[1]:
%load_ext autoreload
%autoreload 2

Google Analytics Analysis + Pipeline Example

In this notebook, we will be analyzing the open bigquery google analytics dataset.

Objectives: - Demonstrate capability to process complex data sources - Demonstrate capability to convert the analysis into a pipeline which can be reran over time with little effort.

Note on Privacy & Security

Privacy of your data is of primte importance. This library has been specifically designed to NOT share any part of your data with the Genie APIs. Just the metadata about your data like name and types of columns of a pandas dataframe would be shared, which help in generating high quality results.

setup

access token

Don’t have an access token yet? Sign up for free!

Store your access token in a .env file with the same format as shown in the .env.example file

[2]:
from dotenv import load_dotenv
[3]:
load_dotenv(".env")  # replace with path to your env file
[3]:
True

We’re using dotenv library here, alternatively you can simply set the environment variable as:

import os
os.environ["CODE_GENIE_TOKEN"] = "your-access-token-here"

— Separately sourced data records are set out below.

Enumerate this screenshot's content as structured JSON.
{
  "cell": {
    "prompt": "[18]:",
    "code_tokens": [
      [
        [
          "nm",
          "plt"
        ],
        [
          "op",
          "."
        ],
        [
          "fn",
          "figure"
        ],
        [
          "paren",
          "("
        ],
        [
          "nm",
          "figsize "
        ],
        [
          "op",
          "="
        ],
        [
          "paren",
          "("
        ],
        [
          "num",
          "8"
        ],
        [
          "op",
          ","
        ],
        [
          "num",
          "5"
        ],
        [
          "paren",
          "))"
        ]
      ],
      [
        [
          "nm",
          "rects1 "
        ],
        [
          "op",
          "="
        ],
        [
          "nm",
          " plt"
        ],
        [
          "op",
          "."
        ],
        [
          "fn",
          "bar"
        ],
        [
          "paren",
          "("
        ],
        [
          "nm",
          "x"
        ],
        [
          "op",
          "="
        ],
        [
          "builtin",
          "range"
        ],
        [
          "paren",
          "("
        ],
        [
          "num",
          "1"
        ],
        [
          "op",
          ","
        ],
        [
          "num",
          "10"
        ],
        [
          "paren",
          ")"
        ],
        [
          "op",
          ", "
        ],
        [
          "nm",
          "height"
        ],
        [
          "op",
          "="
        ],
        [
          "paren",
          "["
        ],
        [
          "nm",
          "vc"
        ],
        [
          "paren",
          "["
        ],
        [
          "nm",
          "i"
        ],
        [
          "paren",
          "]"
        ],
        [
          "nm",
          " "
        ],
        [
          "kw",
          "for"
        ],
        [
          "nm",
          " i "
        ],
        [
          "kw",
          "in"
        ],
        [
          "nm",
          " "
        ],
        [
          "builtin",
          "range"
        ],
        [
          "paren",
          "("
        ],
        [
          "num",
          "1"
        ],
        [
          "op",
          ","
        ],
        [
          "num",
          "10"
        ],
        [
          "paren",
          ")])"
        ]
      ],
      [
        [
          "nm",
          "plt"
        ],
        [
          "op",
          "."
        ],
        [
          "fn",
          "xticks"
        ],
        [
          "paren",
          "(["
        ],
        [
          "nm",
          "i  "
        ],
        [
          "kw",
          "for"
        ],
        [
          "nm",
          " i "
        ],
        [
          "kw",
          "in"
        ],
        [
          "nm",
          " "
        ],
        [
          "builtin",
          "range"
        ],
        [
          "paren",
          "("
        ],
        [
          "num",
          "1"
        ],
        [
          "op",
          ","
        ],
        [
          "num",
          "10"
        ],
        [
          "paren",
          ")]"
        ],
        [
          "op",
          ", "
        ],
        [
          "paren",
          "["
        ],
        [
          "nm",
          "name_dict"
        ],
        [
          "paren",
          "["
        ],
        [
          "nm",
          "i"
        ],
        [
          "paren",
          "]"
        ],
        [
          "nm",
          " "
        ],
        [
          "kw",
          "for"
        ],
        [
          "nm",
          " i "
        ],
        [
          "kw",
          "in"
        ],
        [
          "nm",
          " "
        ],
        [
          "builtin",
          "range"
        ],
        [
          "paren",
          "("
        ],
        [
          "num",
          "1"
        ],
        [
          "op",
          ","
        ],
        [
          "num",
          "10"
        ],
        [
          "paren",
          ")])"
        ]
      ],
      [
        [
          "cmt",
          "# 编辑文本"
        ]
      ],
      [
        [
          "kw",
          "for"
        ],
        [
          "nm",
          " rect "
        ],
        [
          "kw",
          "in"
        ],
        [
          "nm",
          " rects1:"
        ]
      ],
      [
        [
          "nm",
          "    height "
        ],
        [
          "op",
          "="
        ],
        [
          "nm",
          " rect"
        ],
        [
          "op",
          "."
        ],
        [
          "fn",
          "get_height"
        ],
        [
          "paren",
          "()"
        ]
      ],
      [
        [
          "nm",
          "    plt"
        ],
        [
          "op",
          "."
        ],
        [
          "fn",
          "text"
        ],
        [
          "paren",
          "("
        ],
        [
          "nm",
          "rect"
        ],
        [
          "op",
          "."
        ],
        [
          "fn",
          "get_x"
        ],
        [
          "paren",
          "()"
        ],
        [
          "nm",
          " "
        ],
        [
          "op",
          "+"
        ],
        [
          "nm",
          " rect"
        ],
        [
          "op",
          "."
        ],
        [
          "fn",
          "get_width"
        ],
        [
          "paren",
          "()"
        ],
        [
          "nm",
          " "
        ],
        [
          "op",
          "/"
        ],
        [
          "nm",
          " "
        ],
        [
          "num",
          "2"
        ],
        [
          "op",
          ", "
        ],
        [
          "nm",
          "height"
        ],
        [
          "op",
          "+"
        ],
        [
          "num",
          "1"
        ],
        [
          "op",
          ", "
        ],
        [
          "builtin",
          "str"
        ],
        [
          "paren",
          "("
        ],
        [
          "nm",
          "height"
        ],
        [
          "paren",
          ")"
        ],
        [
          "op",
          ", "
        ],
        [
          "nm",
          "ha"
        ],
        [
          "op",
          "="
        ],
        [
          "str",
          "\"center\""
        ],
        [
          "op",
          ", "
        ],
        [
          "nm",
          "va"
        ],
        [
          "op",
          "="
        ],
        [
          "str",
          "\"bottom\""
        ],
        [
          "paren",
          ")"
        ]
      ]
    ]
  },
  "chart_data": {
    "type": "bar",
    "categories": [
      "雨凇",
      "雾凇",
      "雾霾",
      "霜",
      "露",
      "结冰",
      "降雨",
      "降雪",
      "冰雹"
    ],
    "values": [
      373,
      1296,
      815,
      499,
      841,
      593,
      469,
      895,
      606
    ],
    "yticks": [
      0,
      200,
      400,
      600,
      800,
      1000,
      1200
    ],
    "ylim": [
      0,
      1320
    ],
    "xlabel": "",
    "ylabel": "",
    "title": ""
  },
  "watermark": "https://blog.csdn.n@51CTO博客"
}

Though it is not recommended to do so as notebooks are typically shared with others and you should keep your access token private.

genie cache

By default the package will cache genie invocations in a temp file. This would mean that any genies created will be lost once you restart the kernel or rerun the notebook at another time. to keep the cached genies, you can set a custom path where genies would be stored so that you will not lose them when you rerun the notebook.

You can modify the cached code if you’d like and those modifications would be loaded the next time you run the code.

[4]:
CACHE_DIR = "./_cache_google_analytics"

Analysis objective

We will use the google analytics dataset and create a pipeline which can be run once every week and generate stats for the given week. We will create 2 tables containing following information:

  1. Page level bounce and exit rate stats

  2. User funnel stats

Load Data

Lets load 1 week of data using bigquery from July 1 - July 7 2017

[5]:
start_date = "20170701"
end_date = "20170707"
[6]:
from google.cloud import bigquery
client = bigquery.Client()
[7]:
query = f"""
select * from `bigquery-public-data.google_analytics_sample.ga_sessions_*`
where _TABLE_SUFFIX between '{start_date}' and '{end_date}'
""".format(start_date=start_date, end_date=end_date)
df = client.query(query).result().to_dataframe()
df.shape
[7]:
(15920, 16)
[8]:
df.head(2)
[8]:
visitorId visitNumber visitId visitStartTime date totals trafficSource device geoNetwork customDimensions hits fullVisitorId userId clientId channelGrouping socialEngagementType
0 <NA> 1 1499117293 1499117293 20170703 {'visits': 1, 'hits': 16, 'pageviews': 12, 'ti... {'referralPath': None, 'campaign': '(not set)'... {'browser': 'Safari', 'browserVersion': 'not a... {'continent': 'Americas', 'subContinent': 'Cen... [{'index': 4, 'value': 'Central America'}] [{'hitNumber': 1, 'time': 0, 'hour': 14, 'minu... 1018154947831642966 None None Organic Search Not Socially Engaged
1 <NA> 1 1499132474 1499132474 20170703 {'visits': 1, 'hits': 16, 'pageviews': 10, 'ti... {'referralPath': None, 'campaign': '(not set)'... {'browser': 'Chrome', 'browserVersion': 'not a... {'continent': 'Americas', 'subContinent': 'Nor... [{'index': 4, 'value': 'North America'}] [{'hitNumber': 1, 'time': 0, 'hour': 18, 'minu... 1770622829105680991 None None Organic Search Not Socially Engaged

Extract information

In order to perform the given analysis, we need to extract the following nested fields into their own columns: - hits.page.pagePath: landing_page - totals.bounces: bounces - hits.type: hit_type - hits.hitNumber: hit_number - hits.eCommerceAction.action_type: action_type

[9]:
from code_genie import Genie
[10]:
genie = Genie(data=df, cache_dir=CACHE_DIR)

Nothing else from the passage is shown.